Reviewed by: j.crawford
Summary: Good "ghost movie" from hot HK director
Since 1997 Steve Cheng has directed 10 films. The latest, Evil Fade, is a decent ghost story among many similar films in recent times. Director Cheng worked on Troublesome Night with Herman Yau. That film was very popular in Hong Kong and helped to fuel the recent horror film trend.
Reviewer Score: 8
Evil Fade features Anthony Wong as HK police detective Ma Tung as he investigates a gruesome double murder. Wong brings his very clever talents to what is really a supporting role. Since he is the biggest star in the cast, Wong is featured in the film's promotion as a lead character, even though he doesn't appear until about 30 minutes into the story and then is only in a few scenes.

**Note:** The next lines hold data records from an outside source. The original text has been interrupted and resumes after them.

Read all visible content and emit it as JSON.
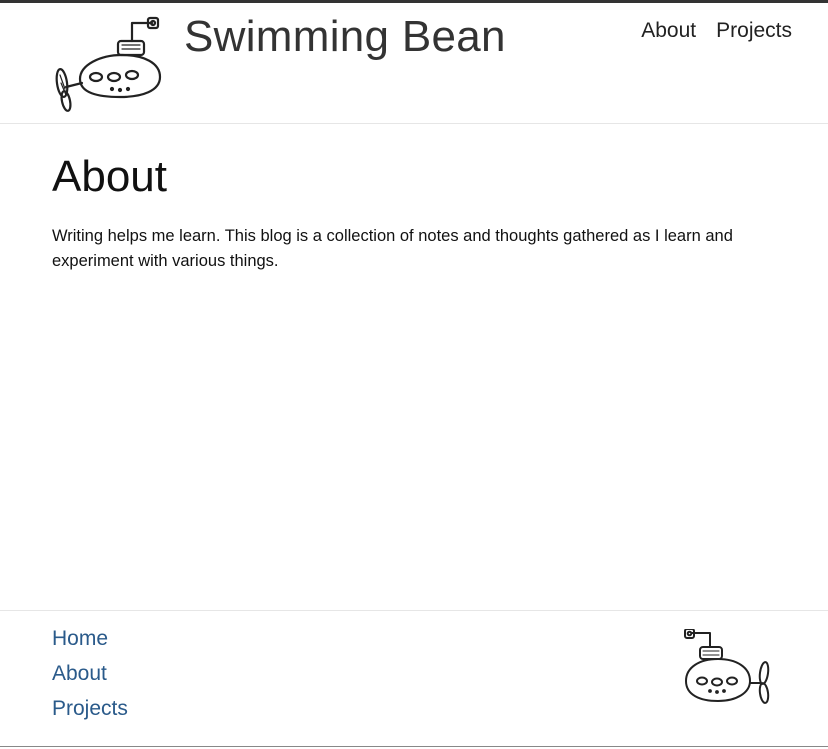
{
  "header": {
    "site_title": "Swimming Bean",
    "logo_icon": "submarine-icon",
    "nav": [
      {
        "label": "About"
      },
      {
        "label": "Projects"
      }
    ]
  },
  "main": {
    "heading": "About",
    "body": "Writing helps me learn. This blog is a collection of notes and thoughts gathered as I learn and experiment with various things."
  },
  "footer": {
    "links": [
      {
        "label": "Home"
      },
      {
        "label": "About"
      },
      {
        "label": "Projects"
      }
    ],
    "logo_icon": "submarine-icon"
  },
  "colors": {
    "text": "#222222",
    "title": "#333333",
    "footer_link": "#2a5a8a",
    "divider": "#e6e6e6",
    "top_bar": "#333333"
  }
}
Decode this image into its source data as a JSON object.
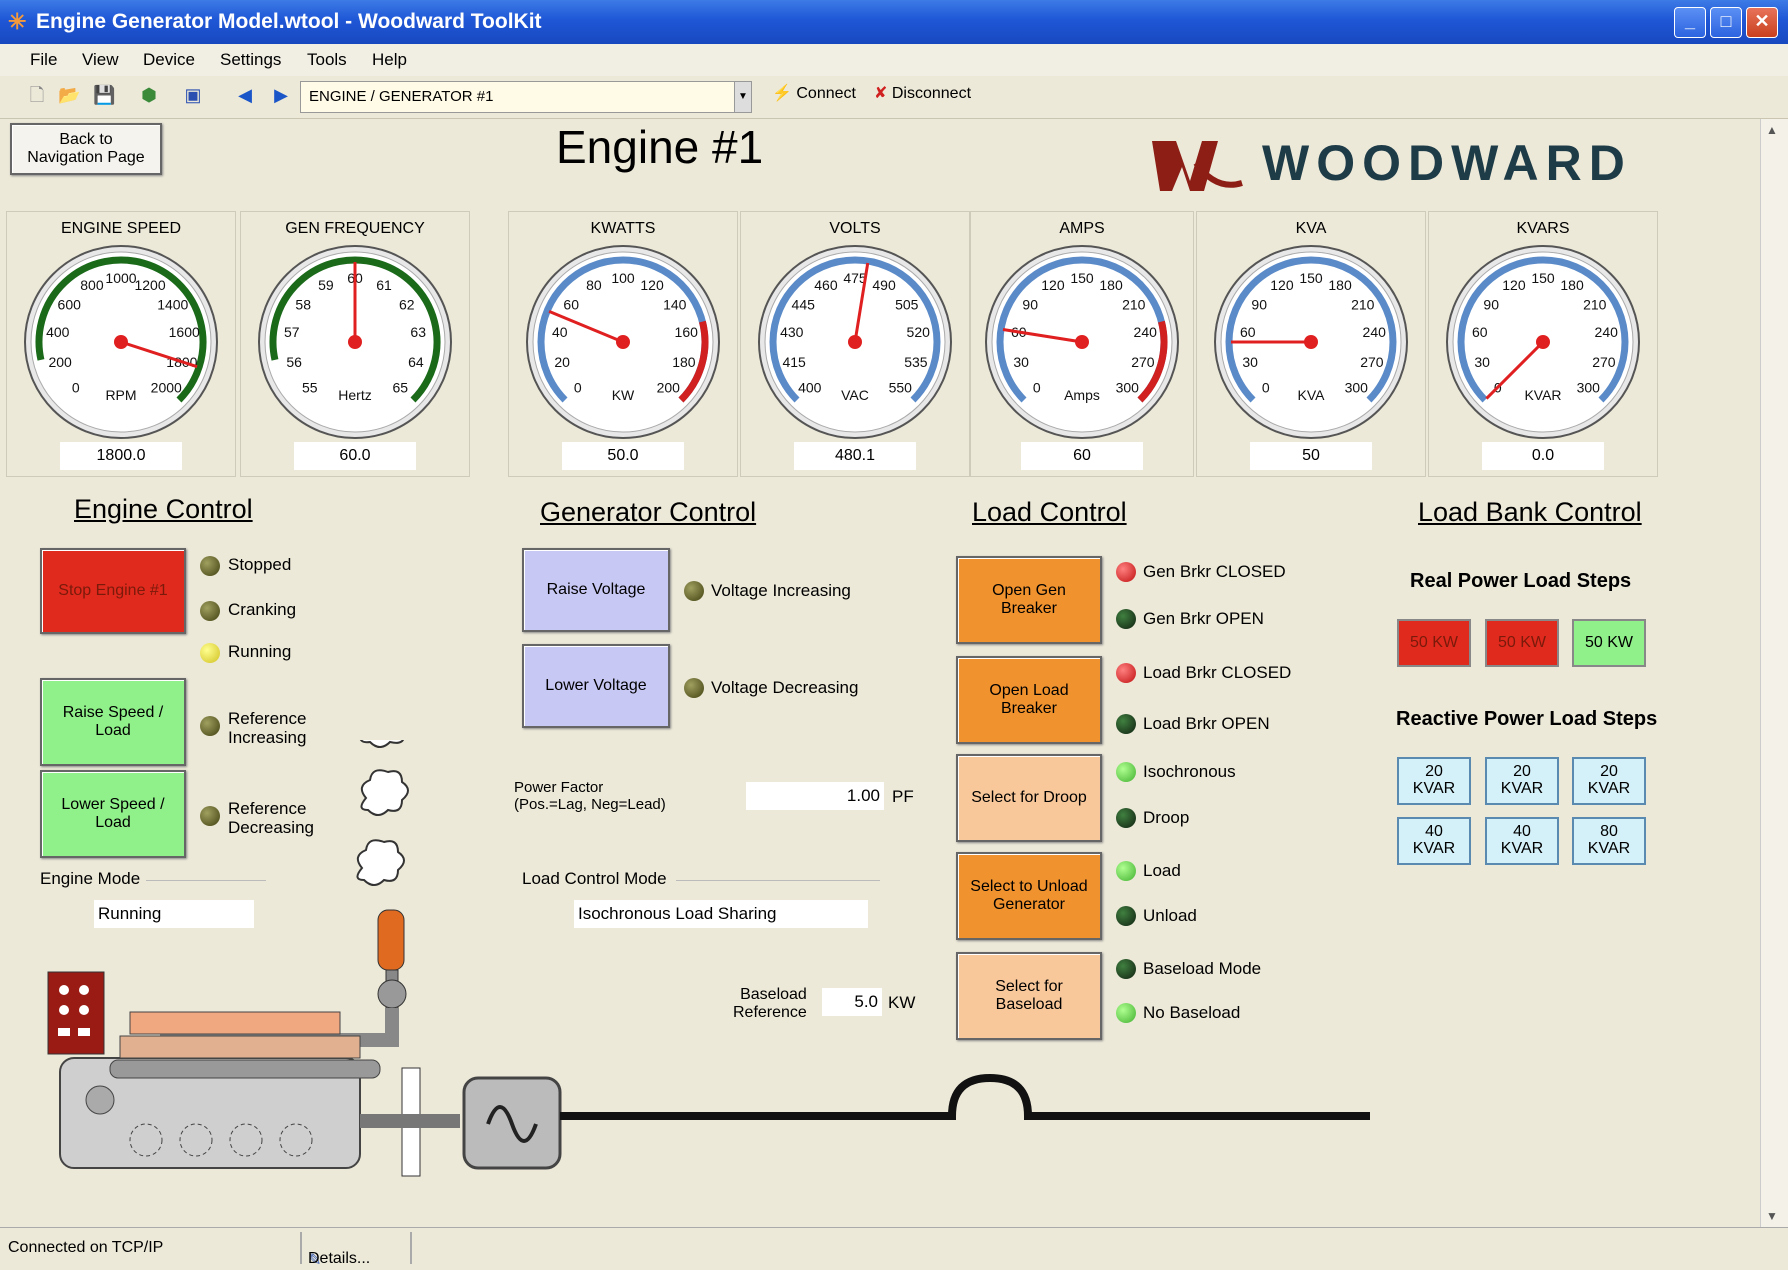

The movie is really about a Chinese "ouija board" which is basically a small saucer that sits in the middle of circular rings made up of word symbols. The 'game' invokes the evil "Saucer Spirit" who, of course, brings murder and mayhem upon the weak and troubled.
In a short time, Steve Cheng has been fortunate enough to work with some talented actors, including Anthony Wong [twice], Louis Koo, Chin Kar Lok, Simon Yam, and Alex Fong. He's worked with Athena Chu, Kristy Yang, and Pinky Cheung[who has appeared in 3 films]. This time out he has gotten compelling performances from his young and unknown cast. The young actress' do a nice job expressing teen female angst, a theme very popular around the world. Young actor, Chan Chin Pang, does well in his role of "the pretty boy with the dark secret".
Anthony Wong's Officer Ma is a forgetful, eccentric, bumbling cop who serves as comic relief to the murderous spirit. Simon Lui, the other 'star' in the cast, shows up in the last 10 minutes as a Catholic priest enlisted by Wong to battle the spirit with the Bible when reading sutras doesn't work. Lui hams it up, as usual, and steals the show.